Yeah, this is excellent. I'm due to revisit a lot of 2D Metroid, but my impression of the series was informed by Prime 1 - slow, pensive, and thoughtful, interspersed with bigger set pieces. Dread's speed makes for such a striking but not unwelcome contrast. It's the logical endpoint of a lot of 2D Metroid's design - Super's expansive world exploration, Samus Returns' kinetic combat focus, Fusion's fragile hero necessitating a stealth approach - and so much of it feels right.

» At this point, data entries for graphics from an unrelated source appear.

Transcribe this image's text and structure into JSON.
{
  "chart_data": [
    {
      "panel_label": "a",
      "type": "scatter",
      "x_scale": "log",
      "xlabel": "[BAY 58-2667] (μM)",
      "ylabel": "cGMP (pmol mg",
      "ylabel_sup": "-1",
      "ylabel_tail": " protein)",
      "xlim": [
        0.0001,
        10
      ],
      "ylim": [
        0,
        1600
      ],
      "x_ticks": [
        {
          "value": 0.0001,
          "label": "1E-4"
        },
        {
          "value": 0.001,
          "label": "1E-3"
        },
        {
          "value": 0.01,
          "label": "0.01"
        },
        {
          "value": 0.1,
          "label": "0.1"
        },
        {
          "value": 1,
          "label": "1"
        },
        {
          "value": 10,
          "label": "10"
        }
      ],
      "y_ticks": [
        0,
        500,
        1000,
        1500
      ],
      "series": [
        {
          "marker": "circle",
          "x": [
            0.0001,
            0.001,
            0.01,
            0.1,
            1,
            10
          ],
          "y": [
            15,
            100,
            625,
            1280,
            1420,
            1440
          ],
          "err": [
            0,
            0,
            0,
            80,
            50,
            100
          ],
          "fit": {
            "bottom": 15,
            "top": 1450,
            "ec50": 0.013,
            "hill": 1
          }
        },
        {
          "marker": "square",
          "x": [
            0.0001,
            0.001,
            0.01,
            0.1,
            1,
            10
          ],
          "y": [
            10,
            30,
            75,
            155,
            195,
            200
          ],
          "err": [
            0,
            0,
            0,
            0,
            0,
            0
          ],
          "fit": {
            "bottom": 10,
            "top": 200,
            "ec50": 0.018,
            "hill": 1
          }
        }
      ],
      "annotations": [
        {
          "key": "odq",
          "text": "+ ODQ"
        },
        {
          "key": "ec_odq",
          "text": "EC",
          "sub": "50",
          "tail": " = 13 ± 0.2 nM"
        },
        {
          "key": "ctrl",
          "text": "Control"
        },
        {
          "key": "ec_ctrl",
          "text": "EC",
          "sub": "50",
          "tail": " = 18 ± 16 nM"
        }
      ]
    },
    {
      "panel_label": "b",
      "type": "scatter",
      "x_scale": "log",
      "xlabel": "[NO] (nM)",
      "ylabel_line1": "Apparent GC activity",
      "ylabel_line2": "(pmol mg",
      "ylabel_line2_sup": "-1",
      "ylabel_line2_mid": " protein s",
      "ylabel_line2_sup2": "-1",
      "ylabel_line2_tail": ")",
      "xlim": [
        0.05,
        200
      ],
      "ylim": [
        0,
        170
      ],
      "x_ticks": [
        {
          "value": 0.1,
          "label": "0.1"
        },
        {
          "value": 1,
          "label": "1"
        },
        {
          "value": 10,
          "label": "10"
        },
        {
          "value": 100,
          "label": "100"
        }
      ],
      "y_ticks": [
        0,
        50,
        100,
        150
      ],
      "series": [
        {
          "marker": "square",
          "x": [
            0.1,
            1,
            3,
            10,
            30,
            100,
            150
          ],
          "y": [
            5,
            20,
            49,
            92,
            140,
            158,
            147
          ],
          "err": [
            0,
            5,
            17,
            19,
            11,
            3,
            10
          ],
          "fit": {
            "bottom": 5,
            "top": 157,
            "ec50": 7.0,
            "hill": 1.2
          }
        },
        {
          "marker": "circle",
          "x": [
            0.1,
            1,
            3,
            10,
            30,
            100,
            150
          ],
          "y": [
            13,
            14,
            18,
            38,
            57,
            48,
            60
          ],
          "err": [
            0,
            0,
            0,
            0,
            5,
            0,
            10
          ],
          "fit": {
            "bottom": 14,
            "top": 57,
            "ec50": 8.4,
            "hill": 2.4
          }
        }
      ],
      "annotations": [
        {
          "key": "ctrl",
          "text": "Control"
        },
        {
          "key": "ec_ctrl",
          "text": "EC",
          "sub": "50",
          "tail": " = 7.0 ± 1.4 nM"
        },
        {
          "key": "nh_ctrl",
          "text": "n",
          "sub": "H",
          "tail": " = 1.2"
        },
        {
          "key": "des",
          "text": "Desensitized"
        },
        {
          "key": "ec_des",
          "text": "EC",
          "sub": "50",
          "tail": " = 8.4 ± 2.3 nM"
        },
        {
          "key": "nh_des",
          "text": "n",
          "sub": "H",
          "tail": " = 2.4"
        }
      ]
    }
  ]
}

Having said that, it makes me happy how little the game is relying on "replaying the hits" (so to speak) to work. The core power-up suite from Super's here (but then most Metroids do that), but the way these are implemented within the game world often feels very unique. So much of that comes down to the E.M.M.I. encounters (for which "dread" is a great descriptor - not outright terror, just the certain knowledge that you're confronting something you can't pin down and that you need to overcome), but I even love what the non-E.M.M.I. encounters have to say about the game experience. I'm so very impressed by how much Mercury Steam "gets" Metroid, and I'm so happy they had the chance to really prove themselves.

People who say Samus is emotionless in this game are high. I've always liked Samus as an archetypal hero, but this is easily the most I've appreciated who she is as a character. For a series that's all about ambience and atmosphere, I ended up getting really invested in the actors within this play. Great stuff.